Provider of online, cross-border p2p payments solutions Transfast announced that Nigeria is now part of its expanded proprietary bank networks covering 23 African nations.
Tranfast’s proprietary network enables Nigerians, among the African diaspora to send money to family and friends via bank deposits, cash or M-PESA mobile wallets, the company says.
The network enables people in the U.S. and Canada, and soon from the U.K. and EU, to send money online or via mobile, directly into recipients’ bank accounts at nearly 600 banks or to 6,000 cash pick-up locations inside banks in Africa.
Transfast cites its expanded service as “the most extensive of its kind on the continent” saying its African banking network will about 90 percent of adult bank account holders in the 23 economies it serves.
Transfast customers will be able to send money via mobile, online or even in person to recipients of funds transfers.
Nigeria is among countries where direct deposits are available at banks including Kenya, Ghana, Gambia, Ivory Coast, Senegal, Ethiopia and Mali.
Plans are underway to deploy in another 17 countries that will include Benin, Bissau, Burkina Faso, Cameroon, Cape Verde, Chad, Comoros, Congo, Egypt,Guinea, Guinea Mauritania, Morocco Niger, Sierra Leone and Togo, the company says.
Samish Kumar, CEO of Transfast says the company’s direct to bank initiatives promotes the financial inclusion goals of governments across Africa.
According to him, “as banking penetration grows in Africa, our bank product capability is the most efficient and cost-effective way to receive funds.

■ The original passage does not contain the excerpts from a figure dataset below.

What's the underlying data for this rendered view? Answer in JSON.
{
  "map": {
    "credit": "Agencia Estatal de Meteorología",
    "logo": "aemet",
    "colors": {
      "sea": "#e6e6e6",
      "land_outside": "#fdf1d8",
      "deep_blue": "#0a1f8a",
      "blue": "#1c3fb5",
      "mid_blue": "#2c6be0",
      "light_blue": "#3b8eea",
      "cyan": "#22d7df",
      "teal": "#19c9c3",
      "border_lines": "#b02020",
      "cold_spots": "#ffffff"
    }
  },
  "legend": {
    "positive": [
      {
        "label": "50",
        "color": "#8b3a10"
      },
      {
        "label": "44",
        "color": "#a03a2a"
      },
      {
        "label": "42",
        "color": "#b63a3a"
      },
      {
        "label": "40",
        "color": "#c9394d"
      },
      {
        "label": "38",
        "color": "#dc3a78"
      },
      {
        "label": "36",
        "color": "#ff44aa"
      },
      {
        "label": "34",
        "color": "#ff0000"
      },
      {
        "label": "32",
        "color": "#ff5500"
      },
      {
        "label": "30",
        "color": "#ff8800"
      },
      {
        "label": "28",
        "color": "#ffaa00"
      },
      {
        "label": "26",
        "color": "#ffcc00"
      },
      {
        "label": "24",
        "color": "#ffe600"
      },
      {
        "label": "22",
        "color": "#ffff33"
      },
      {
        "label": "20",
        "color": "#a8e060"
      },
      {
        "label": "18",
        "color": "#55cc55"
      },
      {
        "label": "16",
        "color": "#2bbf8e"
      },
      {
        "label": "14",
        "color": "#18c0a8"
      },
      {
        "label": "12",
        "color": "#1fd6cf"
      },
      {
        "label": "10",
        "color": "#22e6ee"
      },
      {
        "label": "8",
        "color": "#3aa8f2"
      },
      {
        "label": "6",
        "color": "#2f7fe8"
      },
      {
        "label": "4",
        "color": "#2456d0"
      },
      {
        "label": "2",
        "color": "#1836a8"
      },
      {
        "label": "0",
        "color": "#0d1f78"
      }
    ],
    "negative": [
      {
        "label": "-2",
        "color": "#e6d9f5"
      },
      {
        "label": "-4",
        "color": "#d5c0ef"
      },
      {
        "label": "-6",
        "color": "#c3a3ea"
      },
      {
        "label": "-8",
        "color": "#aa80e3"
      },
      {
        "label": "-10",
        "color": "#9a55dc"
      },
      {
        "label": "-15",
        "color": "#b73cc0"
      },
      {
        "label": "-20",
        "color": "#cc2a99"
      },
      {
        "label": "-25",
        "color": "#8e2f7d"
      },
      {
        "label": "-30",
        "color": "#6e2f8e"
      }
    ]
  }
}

For unbanked recipients, the ability to pick up cash at a bank provides a positive experience in a bank environment and is a first step toward becoming banked.”
According to the World Bank, direct bank deposits and electronic payments play an important role in building financial inclusion by further engaging account holders in the banking system.
Studies show that when people participate in the financial system, they are better able to start saving, expand businesses, invest in education, manage risk and absorb financial shocks. Access to accounts and to savings and payment mechanisms increases savings, empowers women, and boosts productive investment and consumption.